One day I'm BirthDad's "baby mama" and he's asking me when we're going to date or asking me to adopt him or to come kidnap him or saying he wished he was resting on my chest instead of BabyGirl. The next he's hinting or blatantly asking for money/food/ride/etc. The next he's threatening something or other. The next he says he doesn't want to see the kids anymore, doesn't want to have anything to do with them because it's too hard on him. The next he's wanting to die, saying he will commit suicide. And then he is back to asking for money. And fighting with BirthMom. And flirting with me. And telling the kids to call him daddy.

I fully believe, given his diagnosis, that he would do better on medication, but for 6+ years he was noncompliant when CPS was paying for his care and then the last two they have refused to pay for anything else. So when it was free, he didn't take it. Most likely now that it's not free, he wont even make the effort to get it.
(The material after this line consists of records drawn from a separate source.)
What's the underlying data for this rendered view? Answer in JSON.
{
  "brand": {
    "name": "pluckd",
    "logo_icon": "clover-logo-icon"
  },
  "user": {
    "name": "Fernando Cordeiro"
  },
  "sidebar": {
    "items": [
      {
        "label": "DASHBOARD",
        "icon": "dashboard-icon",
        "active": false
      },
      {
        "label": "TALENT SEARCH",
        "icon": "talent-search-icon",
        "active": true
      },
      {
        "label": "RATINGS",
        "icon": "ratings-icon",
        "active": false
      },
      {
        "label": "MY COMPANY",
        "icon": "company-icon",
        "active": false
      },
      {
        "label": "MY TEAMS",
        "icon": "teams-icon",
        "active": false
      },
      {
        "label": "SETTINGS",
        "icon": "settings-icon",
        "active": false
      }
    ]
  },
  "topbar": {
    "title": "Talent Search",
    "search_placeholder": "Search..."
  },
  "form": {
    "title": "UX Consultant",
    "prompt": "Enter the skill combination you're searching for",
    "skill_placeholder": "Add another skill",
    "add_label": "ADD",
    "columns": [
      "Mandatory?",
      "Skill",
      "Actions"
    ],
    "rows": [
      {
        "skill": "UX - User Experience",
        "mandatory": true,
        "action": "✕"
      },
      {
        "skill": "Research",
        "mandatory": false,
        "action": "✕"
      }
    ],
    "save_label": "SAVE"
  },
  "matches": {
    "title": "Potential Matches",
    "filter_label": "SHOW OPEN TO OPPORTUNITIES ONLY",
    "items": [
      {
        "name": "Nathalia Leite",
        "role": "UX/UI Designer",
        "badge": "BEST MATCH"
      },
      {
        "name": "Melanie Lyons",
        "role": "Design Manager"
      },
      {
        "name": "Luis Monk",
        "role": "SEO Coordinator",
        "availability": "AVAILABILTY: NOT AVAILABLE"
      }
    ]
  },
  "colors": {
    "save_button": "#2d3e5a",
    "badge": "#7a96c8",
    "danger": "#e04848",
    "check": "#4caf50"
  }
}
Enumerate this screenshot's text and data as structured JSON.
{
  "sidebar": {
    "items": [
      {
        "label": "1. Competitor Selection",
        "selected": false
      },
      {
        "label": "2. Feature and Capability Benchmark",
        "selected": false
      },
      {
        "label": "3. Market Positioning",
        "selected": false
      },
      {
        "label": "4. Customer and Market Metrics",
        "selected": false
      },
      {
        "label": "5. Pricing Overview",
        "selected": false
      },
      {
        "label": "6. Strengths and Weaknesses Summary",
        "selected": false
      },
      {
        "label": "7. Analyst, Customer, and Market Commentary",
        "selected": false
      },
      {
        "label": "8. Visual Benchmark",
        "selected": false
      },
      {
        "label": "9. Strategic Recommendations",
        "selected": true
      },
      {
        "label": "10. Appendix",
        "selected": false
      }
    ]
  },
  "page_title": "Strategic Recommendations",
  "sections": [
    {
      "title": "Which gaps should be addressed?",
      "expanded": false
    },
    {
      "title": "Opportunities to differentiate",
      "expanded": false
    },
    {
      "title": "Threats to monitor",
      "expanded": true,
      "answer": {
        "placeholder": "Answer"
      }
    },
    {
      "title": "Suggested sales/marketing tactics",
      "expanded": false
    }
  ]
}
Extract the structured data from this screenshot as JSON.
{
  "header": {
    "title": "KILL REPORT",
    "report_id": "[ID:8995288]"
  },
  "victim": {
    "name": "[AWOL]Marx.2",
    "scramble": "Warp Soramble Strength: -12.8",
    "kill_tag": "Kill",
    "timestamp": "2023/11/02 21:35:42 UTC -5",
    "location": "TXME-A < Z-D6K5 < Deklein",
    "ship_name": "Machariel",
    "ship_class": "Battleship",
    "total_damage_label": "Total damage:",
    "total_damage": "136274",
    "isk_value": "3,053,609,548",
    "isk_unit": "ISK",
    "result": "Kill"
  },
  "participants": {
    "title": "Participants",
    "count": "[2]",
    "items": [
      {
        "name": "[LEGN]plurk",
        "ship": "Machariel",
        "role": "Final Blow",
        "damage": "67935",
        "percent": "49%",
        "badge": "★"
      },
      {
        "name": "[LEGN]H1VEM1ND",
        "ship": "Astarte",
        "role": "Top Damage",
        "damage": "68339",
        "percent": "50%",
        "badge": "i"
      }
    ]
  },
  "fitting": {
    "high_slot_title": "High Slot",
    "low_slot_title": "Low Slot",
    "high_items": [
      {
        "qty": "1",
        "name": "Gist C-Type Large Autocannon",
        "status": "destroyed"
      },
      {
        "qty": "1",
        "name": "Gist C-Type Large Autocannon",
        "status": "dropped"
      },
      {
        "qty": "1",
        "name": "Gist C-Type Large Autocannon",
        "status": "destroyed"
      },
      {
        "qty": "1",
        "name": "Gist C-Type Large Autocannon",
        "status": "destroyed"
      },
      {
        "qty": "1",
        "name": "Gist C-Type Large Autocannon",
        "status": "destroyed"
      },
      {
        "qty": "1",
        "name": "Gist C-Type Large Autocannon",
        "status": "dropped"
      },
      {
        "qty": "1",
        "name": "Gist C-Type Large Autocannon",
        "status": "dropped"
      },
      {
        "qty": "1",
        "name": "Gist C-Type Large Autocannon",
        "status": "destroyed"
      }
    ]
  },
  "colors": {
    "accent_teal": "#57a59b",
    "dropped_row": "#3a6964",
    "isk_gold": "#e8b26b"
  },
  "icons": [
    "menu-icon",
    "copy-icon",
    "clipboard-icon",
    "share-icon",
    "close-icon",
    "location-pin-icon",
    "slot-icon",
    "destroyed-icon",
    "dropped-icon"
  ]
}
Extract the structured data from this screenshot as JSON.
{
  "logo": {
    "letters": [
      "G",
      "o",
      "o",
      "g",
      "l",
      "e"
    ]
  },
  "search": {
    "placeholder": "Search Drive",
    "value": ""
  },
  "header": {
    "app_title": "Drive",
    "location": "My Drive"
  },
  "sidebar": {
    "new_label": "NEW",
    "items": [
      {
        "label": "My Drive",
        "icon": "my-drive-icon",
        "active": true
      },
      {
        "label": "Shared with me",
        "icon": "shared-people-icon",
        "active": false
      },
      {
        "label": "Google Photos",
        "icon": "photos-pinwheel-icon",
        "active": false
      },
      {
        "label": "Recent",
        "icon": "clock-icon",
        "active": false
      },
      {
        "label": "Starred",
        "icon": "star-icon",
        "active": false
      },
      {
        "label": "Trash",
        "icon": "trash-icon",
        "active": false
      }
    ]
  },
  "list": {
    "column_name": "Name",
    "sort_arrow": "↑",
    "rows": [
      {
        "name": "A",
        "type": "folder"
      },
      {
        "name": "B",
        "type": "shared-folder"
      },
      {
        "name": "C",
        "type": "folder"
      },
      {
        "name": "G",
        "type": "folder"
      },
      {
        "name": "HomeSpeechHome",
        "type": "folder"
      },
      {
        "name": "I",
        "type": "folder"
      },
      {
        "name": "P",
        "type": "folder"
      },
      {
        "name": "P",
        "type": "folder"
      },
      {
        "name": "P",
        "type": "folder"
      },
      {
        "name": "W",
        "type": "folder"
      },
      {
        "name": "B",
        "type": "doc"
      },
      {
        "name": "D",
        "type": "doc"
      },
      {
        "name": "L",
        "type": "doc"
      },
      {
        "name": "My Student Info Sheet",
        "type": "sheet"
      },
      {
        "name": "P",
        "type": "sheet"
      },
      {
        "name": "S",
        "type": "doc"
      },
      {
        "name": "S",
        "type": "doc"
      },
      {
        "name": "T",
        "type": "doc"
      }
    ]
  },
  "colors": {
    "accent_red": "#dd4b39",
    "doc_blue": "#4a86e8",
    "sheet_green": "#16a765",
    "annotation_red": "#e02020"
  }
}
BirthMom refuses to leave BirthDad, even when he beats her and kicks her out. She will go stay at a neighbor's trailer for a few hours and then BirthDad will go looking for her and beg her to come back. Or she will go seek him out crying and apologizing to BirthDad taking blame for everything and promising to get a job herself so they can be alright again.

They haven't been stable in over 8 years. The only time they've had electricity in 2 years was when they lived with someone else. BirthMom has held the same job for 4 to 6 months at a time but ultimately quits or gets fired due to absences. BirthDad has had 1 job in 2 years, only lasting a few months before he got fired. The place got a restraining order and he isn't allowed back on their property.

I'm rambling.

Anonymous said...

i wish i could givbe you a HUGE hug.